In molti paesi del nord Europa, a Pasqua veniva organizzata una caccia al tesoro per i bambini che dovevano trovare le uova nascoste dai genitori nei giardini e fra gli alberi spesso decorati con uova colorate. Queste tradizioni persistono ancora oggi.

Quali sono i significati simbolici tanto radicati e profondi dell’uovo da perpetuarne la tradizione attraverso i secoli e le culture?

L’immagine dell’uovo che racchiude l’embrione e il mistero della vita, la troviamo nei miti che illustrano l’origine del mondo. In numerose cosmogonie, infatti, l’Universo nasce da un gigantesco uovo. Le più antiche di cui siamo a conoscenza sono state elaborate in Mesopotamia attorno al 2000 a.C., diffuse poi in India nel 1600 a.C., passate nell’antico Egitto, e attraverso i miti orfici, nell’800 a.C., giunte nell’antica Grecia. Più tardi, troviamo questi miti anche in altre religioni orientali, occidentali e africane.

Ad esempio, per gli antichi Egizi, il cielo e la terra derivavano dalle due parti del guscio di un uovo.

Mentre, secondo i miti orfici, la dea della Notte dalle ali nere, amata e fecondata dal Vento del Nord, depose un uovo d’argento contenente il cosmo nel grembo dell’Oscurità da cui è nato Eros che mise in moto l’Universo. Altri popoli, come i celti, fanno nascere l’uovo che ha originato il mondo da rettili marini o da serpenti.

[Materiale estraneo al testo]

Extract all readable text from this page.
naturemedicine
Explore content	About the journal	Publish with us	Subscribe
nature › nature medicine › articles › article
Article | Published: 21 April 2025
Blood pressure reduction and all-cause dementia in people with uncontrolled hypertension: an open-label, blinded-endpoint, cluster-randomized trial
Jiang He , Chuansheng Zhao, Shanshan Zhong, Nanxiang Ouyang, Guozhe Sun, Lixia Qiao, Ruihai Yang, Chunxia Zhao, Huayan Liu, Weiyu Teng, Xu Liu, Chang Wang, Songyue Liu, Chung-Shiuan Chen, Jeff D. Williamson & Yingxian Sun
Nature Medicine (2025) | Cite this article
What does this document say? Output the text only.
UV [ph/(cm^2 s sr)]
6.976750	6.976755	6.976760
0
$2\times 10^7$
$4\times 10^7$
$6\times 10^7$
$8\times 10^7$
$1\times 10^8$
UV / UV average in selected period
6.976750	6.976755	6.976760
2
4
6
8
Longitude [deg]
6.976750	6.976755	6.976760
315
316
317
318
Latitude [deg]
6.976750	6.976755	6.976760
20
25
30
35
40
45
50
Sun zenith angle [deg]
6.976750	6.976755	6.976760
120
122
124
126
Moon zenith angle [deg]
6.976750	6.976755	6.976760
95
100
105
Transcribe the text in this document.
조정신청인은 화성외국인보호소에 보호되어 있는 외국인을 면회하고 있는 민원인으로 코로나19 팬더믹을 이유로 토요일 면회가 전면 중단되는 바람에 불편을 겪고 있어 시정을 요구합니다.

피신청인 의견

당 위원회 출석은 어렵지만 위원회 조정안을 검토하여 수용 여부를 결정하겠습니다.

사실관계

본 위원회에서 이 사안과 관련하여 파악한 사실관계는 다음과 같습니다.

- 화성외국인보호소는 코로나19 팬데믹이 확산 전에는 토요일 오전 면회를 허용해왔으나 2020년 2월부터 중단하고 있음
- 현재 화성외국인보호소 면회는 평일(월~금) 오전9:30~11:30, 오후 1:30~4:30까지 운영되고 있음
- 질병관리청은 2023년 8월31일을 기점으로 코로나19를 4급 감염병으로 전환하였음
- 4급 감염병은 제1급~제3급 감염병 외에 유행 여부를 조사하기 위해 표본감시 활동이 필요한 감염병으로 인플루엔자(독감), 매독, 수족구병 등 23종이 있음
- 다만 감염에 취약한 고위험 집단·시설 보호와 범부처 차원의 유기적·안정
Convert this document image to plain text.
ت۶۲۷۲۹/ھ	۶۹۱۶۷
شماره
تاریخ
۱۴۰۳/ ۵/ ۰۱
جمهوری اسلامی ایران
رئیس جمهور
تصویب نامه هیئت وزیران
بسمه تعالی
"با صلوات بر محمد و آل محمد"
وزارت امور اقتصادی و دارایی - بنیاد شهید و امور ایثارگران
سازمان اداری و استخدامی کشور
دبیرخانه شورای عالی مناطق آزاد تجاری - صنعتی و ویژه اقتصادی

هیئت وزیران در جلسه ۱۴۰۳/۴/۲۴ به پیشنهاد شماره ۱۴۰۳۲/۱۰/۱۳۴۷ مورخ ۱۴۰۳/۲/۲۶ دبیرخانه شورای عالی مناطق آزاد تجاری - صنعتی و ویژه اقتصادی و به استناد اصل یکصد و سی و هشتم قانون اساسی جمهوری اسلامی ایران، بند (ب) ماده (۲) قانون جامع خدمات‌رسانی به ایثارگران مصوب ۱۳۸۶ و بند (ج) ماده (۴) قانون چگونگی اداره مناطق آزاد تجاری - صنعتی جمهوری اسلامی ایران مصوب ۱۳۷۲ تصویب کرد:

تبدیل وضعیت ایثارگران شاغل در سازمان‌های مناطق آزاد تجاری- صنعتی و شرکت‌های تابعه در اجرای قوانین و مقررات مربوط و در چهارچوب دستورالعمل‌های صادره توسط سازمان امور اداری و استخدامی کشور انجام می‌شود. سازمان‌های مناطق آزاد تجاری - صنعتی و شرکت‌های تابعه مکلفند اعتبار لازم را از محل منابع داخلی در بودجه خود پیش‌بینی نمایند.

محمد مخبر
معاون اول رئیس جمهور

In Cina, per i taoisti, Pangu, il creatore del mondo, è nato dall’uovo cosmico che custodiva i principi primordiali dello Yin e dello Yang.

In modo simile, secondo gli induisti, Brahma, il creatore del mondo, dopo essere rimasto per lunghissimo tempo rinchiuso in un uovo, lo rompe e, una volta che ne è uscito, crea nella parte d’oro superiore dell’uovo il mondo celeste, nella parte d’argento inferiore la terra, e in mezzo l’etere. Questa rottura dell’uovo descritto nei libri delle Upanishad come una entità galleggiante nell’oceano primordiale avvolto dall’oscurità della non esistenza, genera la luce e la vita come in una sorta di Big Bang fino a degradarsi progressivamente.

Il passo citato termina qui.